Local lore contends that the freshwater beasts are tasked with maintaining the lake’s water level, by plugging a hole in the bottom to prevent its liquid contents from disappearing into the earth.
While it is difficult to ascertain exactly how far back the Lake Kanas legend goes, we can assume at least 800 years, according to the Guardian, when Genghis Khan stationed troops at the lake to guard the creatures.
Fast forward to the 1980s and Yuan Guoying, from Xinjiang University, reported seeing 50 fish that he assessed to be 10-15 meters long. The fish were reddish-brown in color and Yuan’s students estimated their weight could exceed 4 tons.
In more recent times, a video surfaced in the mid-aughts showing unknown creatures cruising along the surface of Lake Kanas, the footage was aired by various Chinese news programs and can be viewed on YouTube here.
On September 9, 2013, hundreds of tourists to the lake allegedly watched a creature for several minutes before it disappeared back into the depths.
A screenshot from a tourist video purporting to show several Kanas lake monsters
A 20-year-old tour guide quoted in the Guardian piece claims that farmers who have taken their livestock to the shore of the lake have returned later to find only skeletal remains. This claim is repeated on various online blogs and forums dedicated to cryptozoology.
The same guide, named Xiao Yue (Little Yue), also dropped a suggestion as to what the animal might be, telling writer Sam Gaskin, “Technically, the hobzhk are huge fish that love to eat meat. Their scientific name is hucho taimen.” She added she believes the species are a danger to humans and that she cautions tourists not to swim in the lake.
Yue's assessment of the creature is partially correct, by our assessment, in that we also believe the 'monster' is likely a taimen, sometimes more ominously referred to as the ‘Mongolian terror trout.’ Where she is wrong, is that human flesh is not on the menu for the taimen, the largest member of the salmon family.
The taimen, similar to Yuan’s 1985 account, has a reddish-brown body, while its head is typically greenish-gray. It also gets big (although, we think 10-15 meters is a stretch), reaching lengths of over 6 feet and weighing up to 200 pounds.
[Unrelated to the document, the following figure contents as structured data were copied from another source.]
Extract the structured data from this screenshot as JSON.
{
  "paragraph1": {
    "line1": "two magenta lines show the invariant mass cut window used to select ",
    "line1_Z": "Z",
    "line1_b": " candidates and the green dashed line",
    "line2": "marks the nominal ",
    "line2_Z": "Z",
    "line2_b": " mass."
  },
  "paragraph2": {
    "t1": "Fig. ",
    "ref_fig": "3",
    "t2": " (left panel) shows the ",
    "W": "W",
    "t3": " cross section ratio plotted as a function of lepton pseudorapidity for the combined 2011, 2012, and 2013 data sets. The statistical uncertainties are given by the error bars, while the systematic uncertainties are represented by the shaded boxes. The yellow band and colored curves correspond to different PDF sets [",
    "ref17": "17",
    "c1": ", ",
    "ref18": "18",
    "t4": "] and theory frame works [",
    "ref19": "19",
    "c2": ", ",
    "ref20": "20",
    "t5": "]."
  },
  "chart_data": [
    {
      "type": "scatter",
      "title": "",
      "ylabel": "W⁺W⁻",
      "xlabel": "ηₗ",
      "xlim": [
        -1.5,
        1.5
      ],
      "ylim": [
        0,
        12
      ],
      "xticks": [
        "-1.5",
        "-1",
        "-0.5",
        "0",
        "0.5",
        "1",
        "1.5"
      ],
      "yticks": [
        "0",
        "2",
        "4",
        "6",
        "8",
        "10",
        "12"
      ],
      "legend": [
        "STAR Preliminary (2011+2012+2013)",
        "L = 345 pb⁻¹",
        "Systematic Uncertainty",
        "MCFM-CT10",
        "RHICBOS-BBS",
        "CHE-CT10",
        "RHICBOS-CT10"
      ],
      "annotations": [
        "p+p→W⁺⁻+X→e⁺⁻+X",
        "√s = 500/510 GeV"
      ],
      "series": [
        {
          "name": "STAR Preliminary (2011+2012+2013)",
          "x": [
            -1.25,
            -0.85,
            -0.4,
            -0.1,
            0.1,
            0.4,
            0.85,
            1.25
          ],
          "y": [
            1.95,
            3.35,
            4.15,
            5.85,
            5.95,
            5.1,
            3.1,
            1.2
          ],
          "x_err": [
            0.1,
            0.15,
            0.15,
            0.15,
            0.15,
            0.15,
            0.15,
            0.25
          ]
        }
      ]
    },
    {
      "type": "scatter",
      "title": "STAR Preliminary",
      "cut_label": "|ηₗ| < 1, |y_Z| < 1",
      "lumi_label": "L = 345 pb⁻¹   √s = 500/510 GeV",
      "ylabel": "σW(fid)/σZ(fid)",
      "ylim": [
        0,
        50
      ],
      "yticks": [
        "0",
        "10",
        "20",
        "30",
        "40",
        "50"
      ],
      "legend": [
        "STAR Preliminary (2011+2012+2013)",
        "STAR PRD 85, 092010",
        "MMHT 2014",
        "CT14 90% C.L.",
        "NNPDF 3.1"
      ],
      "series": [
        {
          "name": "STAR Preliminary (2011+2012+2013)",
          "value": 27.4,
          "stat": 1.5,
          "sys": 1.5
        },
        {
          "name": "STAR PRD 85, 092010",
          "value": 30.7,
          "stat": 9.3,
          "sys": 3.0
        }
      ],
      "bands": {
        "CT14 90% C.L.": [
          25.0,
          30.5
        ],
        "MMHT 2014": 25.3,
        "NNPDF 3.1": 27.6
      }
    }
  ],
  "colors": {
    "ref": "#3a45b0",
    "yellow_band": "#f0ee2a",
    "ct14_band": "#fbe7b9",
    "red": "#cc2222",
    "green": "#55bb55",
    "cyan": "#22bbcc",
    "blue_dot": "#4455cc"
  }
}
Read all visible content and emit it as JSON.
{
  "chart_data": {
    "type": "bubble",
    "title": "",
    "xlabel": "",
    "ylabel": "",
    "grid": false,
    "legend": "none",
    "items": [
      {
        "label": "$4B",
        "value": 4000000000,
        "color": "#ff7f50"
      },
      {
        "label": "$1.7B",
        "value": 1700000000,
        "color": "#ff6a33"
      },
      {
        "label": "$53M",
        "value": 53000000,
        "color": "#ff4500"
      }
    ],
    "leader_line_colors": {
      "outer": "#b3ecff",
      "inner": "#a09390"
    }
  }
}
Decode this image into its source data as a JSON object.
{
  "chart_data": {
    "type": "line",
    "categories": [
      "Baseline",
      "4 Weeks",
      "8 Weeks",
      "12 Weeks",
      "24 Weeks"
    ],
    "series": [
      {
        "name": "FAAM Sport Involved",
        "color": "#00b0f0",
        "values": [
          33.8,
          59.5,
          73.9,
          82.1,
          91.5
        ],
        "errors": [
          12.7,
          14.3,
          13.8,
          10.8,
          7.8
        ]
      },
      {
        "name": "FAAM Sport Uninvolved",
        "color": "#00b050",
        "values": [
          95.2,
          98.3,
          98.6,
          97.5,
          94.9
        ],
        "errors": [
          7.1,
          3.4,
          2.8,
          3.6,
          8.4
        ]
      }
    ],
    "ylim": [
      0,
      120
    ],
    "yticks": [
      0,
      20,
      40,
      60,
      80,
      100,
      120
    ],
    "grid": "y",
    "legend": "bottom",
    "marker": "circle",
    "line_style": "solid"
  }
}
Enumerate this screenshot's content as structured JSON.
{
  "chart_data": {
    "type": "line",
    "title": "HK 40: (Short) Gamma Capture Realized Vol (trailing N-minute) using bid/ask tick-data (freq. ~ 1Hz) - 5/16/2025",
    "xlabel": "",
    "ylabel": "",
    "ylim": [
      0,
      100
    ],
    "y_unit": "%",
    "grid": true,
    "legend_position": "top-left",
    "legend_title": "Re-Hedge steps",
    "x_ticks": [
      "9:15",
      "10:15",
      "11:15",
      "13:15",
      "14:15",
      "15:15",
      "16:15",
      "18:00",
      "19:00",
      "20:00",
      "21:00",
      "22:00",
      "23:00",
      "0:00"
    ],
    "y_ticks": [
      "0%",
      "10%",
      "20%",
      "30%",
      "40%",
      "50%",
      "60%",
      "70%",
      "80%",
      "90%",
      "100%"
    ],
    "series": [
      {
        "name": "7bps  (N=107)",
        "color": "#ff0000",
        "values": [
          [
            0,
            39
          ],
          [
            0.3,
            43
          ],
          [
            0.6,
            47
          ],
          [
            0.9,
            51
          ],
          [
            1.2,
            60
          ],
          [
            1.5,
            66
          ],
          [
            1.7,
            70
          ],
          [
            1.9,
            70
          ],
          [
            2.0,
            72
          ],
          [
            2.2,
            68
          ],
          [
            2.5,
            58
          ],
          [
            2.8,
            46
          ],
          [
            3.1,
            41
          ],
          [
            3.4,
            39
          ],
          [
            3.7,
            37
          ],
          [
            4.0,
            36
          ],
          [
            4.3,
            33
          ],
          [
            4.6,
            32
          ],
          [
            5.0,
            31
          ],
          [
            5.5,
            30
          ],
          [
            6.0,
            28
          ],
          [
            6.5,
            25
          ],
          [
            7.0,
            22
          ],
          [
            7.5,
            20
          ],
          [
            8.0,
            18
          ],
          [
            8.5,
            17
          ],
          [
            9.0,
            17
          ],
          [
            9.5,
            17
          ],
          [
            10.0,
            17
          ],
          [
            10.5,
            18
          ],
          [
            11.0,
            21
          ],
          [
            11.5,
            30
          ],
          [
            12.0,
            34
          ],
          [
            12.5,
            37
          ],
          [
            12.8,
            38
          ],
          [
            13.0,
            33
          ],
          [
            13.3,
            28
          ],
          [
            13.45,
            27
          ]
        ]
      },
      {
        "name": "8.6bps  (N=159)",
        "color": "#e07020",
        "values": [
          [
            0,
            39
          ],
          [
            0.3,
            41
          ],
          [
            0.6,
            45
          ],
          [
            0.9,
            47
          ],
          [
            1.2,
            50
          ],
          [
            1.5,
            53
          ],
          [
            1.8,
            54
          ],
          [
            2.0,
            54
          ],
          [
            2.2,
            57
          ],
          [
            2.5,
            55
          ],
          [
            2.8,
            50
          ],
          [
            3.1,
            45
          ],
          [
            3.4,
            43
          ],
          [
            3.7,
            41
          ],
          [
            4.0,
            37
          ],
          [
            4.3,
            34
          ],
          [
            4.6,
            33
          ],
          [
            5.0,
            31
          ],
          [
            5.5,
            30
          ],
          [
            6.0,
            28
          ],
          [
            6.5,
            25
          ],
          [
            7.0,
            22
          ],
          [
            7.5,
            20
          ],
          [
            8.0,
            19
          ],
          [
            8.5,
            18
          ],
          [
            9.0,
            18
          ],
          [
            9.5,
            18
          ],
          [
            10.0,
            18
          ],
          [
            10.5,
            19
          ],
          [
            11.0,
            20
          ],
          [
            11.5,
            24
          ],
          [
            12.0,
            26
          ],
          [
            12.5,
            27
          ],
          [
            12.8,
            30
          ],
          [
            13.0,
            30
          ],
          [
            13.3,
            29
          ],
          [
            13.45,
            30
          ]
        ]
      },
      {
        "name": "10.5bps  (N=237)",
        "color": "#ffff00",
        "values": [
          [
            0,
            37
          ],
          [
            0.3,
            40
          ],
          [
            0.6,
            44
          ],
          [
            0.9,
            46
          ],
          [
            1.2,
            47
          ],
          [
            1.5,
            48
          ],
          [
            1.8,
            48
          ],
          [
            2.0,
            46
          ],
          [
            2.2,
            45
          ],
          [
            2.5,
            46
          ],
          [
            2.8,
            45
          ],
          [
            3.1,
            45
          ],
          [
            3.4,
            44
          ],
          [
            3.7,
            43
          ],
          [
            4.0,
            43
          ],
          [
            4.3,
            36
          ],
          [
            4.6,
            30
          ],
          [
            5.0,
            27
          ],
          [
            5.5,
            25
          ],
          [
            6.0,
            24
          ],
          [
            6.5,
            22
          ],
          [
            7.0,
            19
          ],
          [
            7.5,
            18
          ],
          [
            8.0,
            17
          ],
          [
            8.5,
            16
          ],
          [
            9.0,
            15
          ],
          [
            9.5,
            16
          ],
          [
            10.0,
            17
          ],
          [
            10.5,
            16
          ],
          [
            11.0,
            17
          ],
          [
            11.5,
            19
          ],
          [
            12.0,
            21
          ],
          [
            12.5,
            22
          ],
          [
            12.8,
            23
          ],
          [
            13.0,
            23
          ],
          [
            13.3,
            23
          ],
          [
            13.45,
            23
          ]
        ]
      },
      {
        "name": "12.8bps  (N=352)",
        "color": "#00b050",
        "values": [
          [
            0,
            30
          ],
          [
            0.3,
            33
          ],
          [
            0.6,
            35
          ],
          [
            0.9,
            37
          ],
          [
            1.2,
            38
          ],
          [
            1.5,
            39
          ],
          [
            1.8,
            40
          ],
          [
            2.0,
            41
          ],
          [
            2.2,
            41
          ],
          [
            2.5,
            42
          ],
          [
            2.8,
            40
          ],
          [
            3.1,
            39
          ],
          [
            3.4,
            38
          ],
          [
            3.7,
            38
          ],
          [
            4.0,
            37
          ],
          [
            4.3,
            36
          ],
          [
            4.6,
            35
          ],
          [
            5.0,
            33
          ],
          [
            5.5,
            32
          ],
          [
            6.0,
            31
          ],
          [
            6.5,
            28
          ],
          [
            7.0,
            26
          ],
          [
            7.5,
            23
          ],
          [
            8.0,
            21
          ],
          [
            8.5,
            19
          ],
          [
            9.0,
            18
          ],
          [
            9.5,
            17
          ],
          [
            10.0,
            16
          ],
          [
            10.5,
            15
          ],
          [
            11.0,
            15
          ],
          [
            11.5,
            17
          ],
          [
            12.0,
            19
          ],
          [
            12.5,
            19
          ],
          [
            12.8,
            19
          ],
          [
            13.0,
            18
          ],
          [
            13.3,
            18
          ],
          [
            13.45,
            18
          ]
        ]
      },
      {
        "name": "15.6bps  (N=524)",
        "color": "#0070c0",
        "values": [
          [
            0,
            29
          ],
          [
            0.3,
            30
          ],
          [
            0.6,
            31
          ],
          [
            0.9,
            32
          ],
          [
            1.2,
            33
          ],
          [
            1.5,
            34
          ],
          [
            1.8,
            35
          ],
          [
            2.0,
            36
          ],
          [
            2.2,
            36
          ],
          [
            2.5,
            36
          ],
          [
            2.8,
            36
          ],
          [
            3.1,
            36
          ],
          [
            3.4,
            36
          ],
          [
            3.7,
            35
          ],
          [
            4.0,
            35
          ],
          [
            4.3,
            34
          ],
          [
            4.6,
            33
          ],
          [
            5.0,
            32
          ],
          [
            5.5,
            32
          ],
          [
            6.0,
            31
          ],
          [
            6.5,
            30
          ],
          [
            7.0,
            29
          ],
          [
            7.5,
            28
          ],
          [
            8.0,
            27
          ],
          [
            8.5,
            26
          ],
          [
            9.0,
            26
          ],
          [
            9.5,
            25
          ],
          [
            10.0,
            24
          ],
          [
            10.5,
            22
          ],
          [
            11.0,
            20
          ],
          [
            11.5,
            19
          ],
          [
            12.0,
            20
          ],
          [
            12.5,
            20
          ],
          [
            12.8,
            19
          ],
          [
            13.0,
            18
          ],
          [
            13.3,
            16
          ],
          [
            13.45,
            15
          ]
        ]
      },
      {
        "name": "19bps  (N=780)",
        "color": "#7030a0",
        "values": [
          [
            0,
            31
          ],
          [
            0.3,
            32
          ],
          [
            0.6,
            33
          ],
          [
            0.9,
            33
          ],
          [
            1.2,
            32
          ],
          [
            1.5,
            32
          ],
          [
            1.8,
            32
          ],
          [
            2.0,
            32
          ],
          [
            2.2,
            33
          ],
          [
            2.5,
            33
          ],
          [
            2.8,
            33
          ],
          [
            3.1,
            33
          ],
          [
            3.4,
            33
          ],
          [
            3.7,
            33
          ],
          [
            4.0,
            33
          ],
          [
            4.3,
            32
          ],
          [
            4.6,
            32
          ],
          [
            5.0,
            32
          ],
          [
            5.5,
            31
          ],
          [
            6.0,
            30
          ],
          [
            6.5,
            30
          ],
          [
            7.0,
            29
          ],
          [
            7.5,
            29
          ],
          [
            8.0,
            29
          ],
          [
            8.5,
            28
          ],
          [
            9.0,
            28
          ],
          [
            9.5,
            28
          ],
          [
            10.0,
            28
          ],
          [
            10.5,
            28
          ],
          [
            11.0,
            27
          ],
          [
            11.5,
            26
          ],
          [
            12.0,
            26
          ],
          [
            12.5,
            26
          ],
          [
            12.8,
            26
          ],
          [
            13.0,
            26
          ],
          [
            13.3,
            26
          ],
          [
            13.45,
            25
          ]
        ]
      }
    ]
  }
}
The largest one ever caught weighed in at 231 pounds.
According to Gaskin, Yue claimed that fish “exceeding 12 metres in length have been caught on camera in Kanas,” although we were unable to find any evidence of this online.
Located in northern Xinjiang, near the borders of Mongolia and Russia, Lake Kanas is also in the right geographical region for taimen, with both aforementioned nations boasting the only significant populations of the fish.
Video of the ‘monsters’ also appears to back up the taimen theory, with much of the footage showing several creatures cruising the surface of the lake, consistent with the way the species forms ‘packs’ to chase down prey – earning them the name ‘river wolves.’
There are, however, a few problems with assuming the species is responsible for the various Lake Kanas monster sightings. For one, taimen typically only live in rivers and, when they do appear in lakes, it tends to be near a tributary.
The other issue is that the salmonid is extinct or near extinct in China due to overfishing, according to National Geographic.
In July 2005, a team of divers was reportedly sent to search the lake for the monsters at a cost of RMB1.5 million. We presume they didn’t find anything, as no follow up appears to have been published.
If the taimen does reside in Lake Kanas, it goes without saying that the animal is (probably) not responsible for killing livestock grazing near the lake – further removing it from the monster of legend.
Still, all things considered, and removing the generic debunker explanations like unique wave formations and floating logs, the taimen is probably the most likely culprit for the sightings.
But is a 12-meter-long, cow-eating salmon really lurking in the depths of Lake Kanas? Perhaps not. If it ever is discovered though…*dusts off fly rod*... we’ll be the first ones there!